Hereditary spastic paraplegia (HSP), also called familial spastic paraparesis (FSP), refers to a group of inherited disorders that are characterized by progressive weakness and spasticity (stiffness) of the legs.
Hereditary spastic paraplegia affects less than 200,000 people in the North American population. There are no differences in rate relating to gender. Average age at onset is 24 years old.
Early in the disease course, there may be mild gait difficulties and stiffness. These symptoms typically slowly progress so that eventually individuals with HSP may require assistance of a cane, walker, or wheelchair. Though the primary features of HSP are progressive lower extremity spasticity and weakness, more complicated forms may be accompanied by other symptoms. These symptoms include:
- Conditions that affect the optic nerve and retina of the eye
- Cataracts
- Ataxia (lack of muscle coordination)
- Epilepsy
- Cognitive impairment
- Peripheral neuropathy
- Deafness
The diagnosis of HSP is primarily by neurological examination and testing to rule out other disorders. Several genetic mutations have been identified which underlie some of the forms of HSP, and specialized genetic testing and diagnosis are available at some medical centers.
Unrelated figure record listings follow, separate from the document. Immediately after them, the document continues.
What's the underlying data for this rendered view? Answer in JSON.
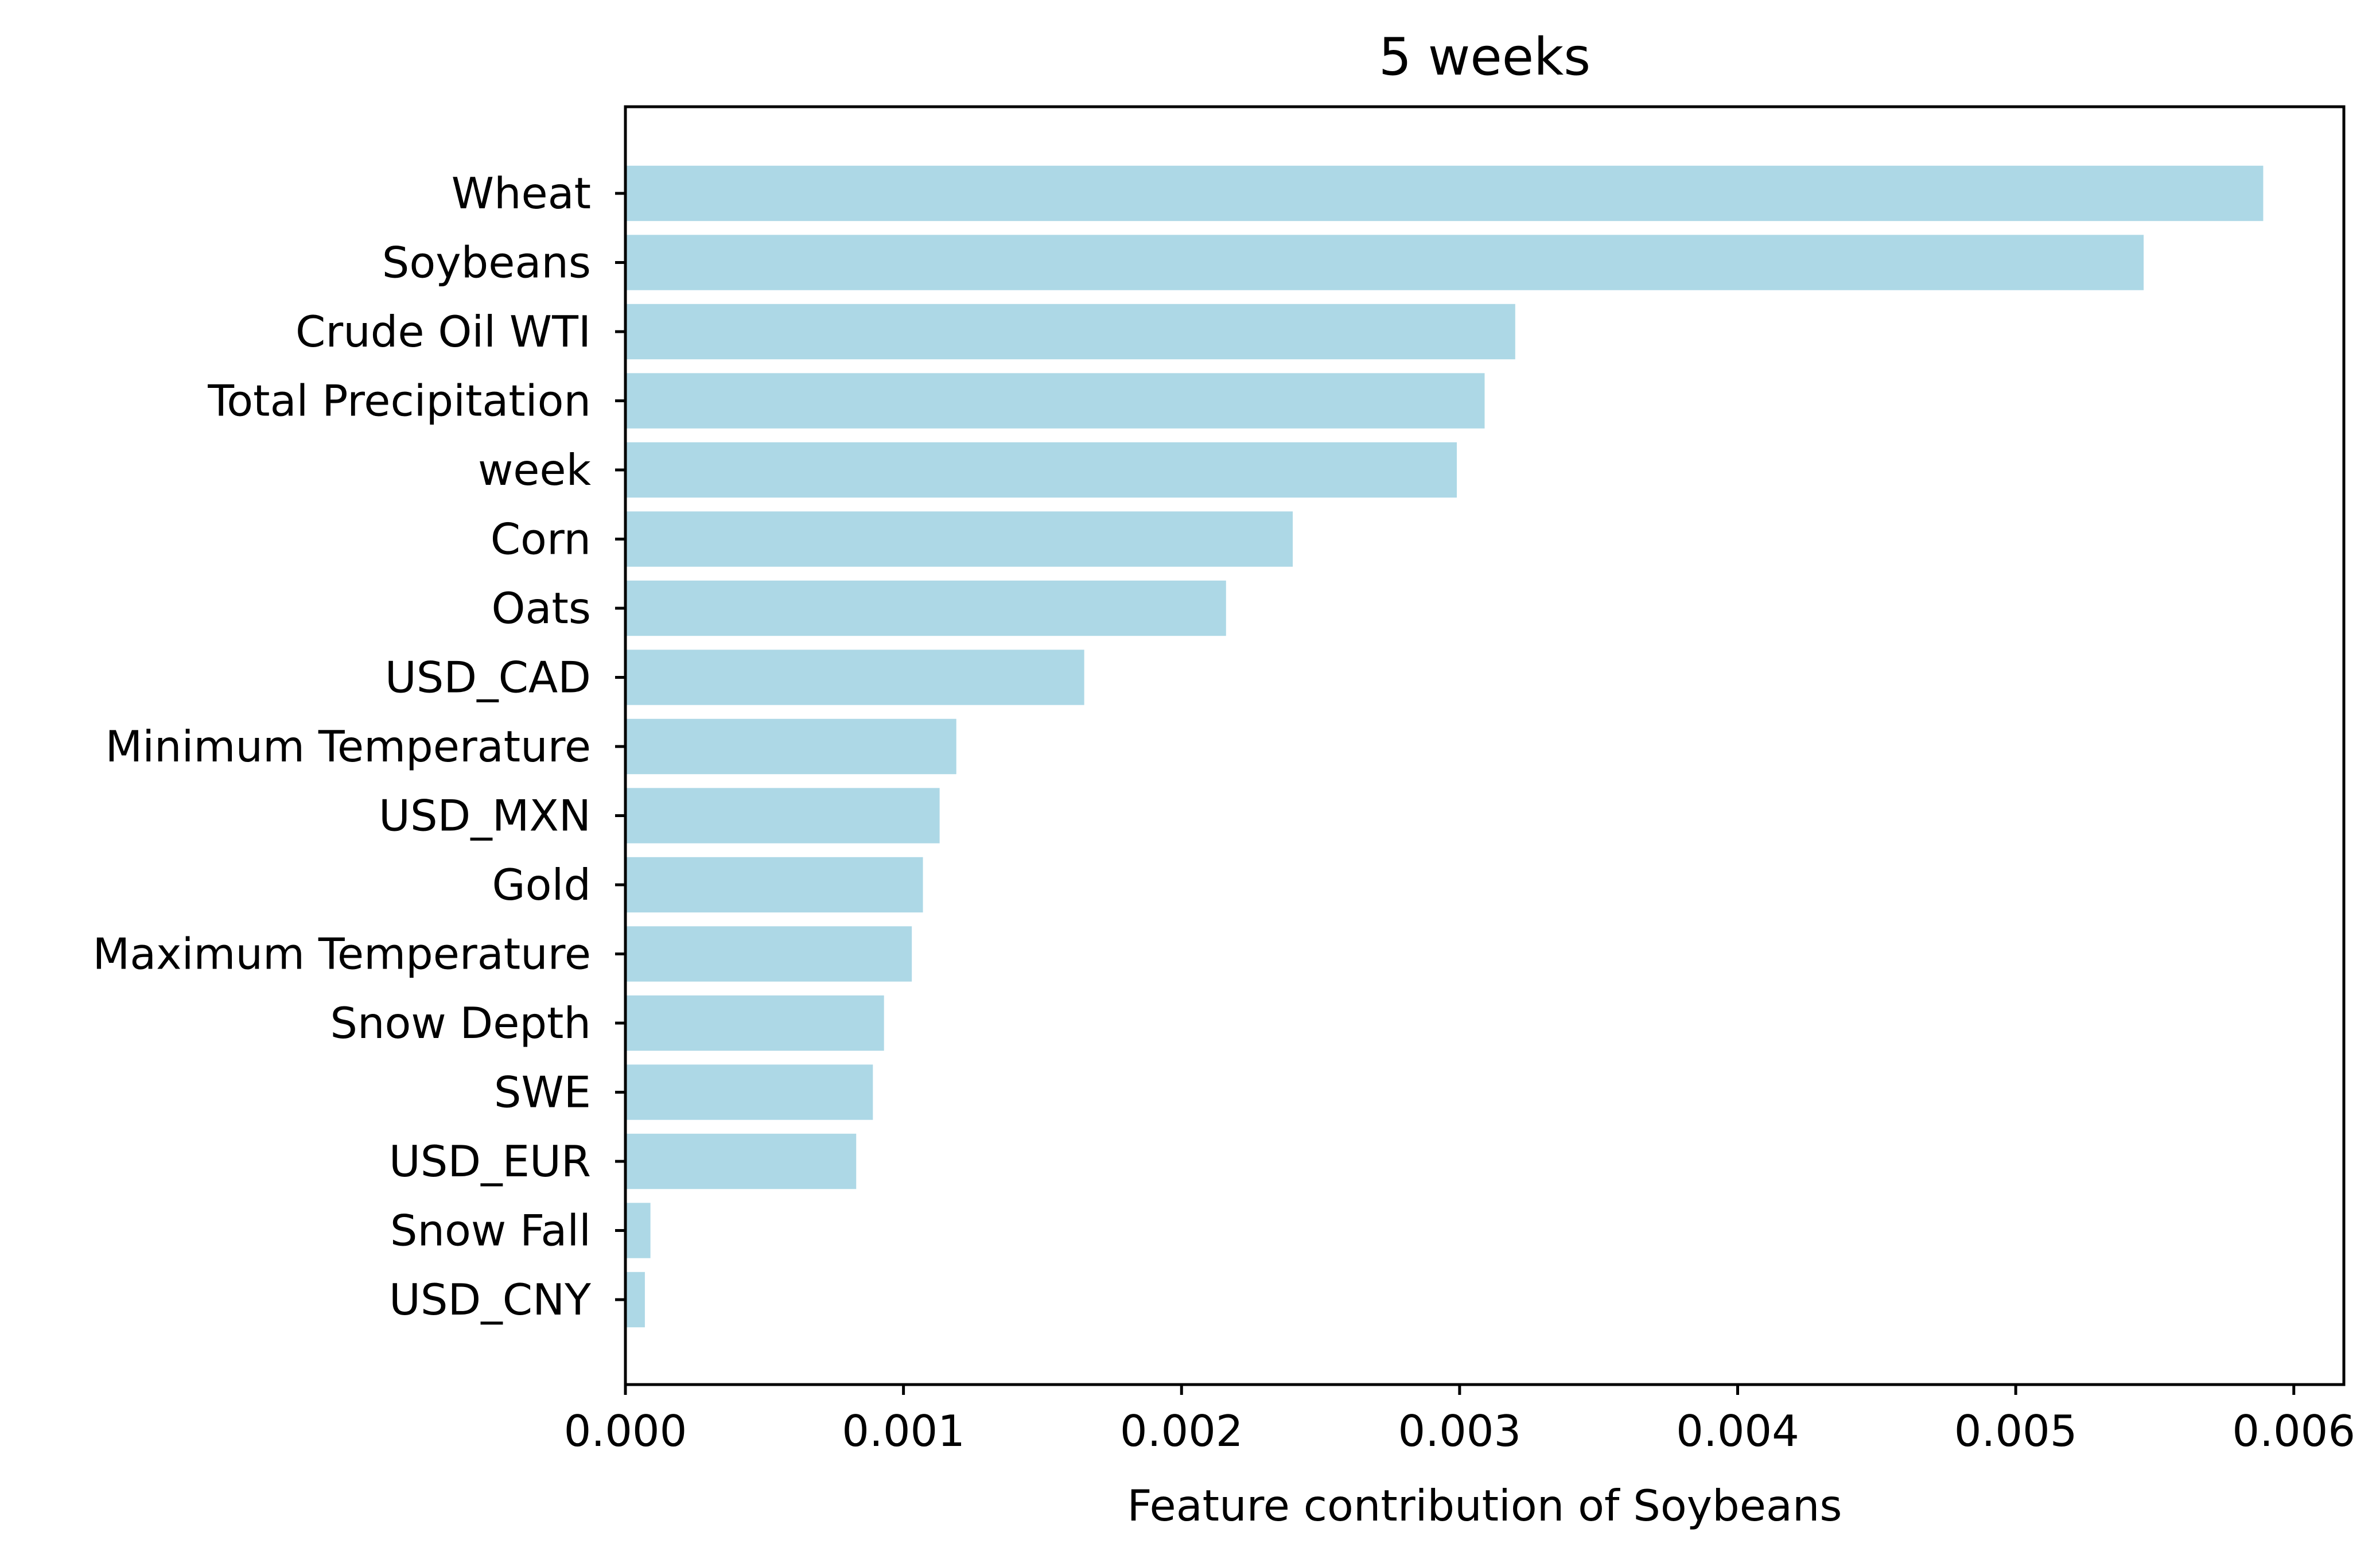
{
  "chart_data": {
    "type": "bar",
    "orientation": "horizontal",
    "title": "5 weeks",
    "xlabel": "Feature contribution of Soybeans",
    "ylabel": "",
    "xlim": [
      0,
      0.00618
    ],
    "xticks": [
      0.0,
      0.001,
      0.002,
      0.003,
      0.004,
      0.005,
      0.006
    ],
    "xtick_labels": [
      "0.000",
      "0.001",
      "0.002",
      "0.003",
      "0.004",
      "0.005",
      "0.006"
    ],
    "grid": false,
    "legend": "none",
    "bar_color": "#add8e6",
    "categories": [
      "Wheat",
      "Soybeans",
      "Crude Oil WTI",
      "Total Precipitation",
      "week",
      "Corn",
      "Oats",
      "USD_CAD",
      "Minimum Temperature",
      "USD_MXN",
      "Gold",
      "Maximum Temperature",
      "Snow Depth",
      "SWE",
      "USD_EUR",
      "Snow Fall",
      "USD_CNY"
    ],
    "values": [
      0.00589,
      0.00546,
      0.0032,
      0.00309,
      0.00299,
      0.0024,
      0.00216,
      0.00165,
      0.00119,
      0.00113,
      0.00107,
      0.00103,
      0.00093,
      0.00089,
      0.00083,
      9e-05,
      7e-05
    ]
  }
}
The prognosis for individuals with HSP varies. Some individuals are very disabled and others have only mild disability. The majority of individuals with uncomplicated HSP have a normal life expectancy.
There are no specific treatments to prevent, slow, or reverse HSP. Symptomatic treatments used for spasticity are sometimes helpful. Regular physical therapy is important for muscle strength and to preserve range of motion.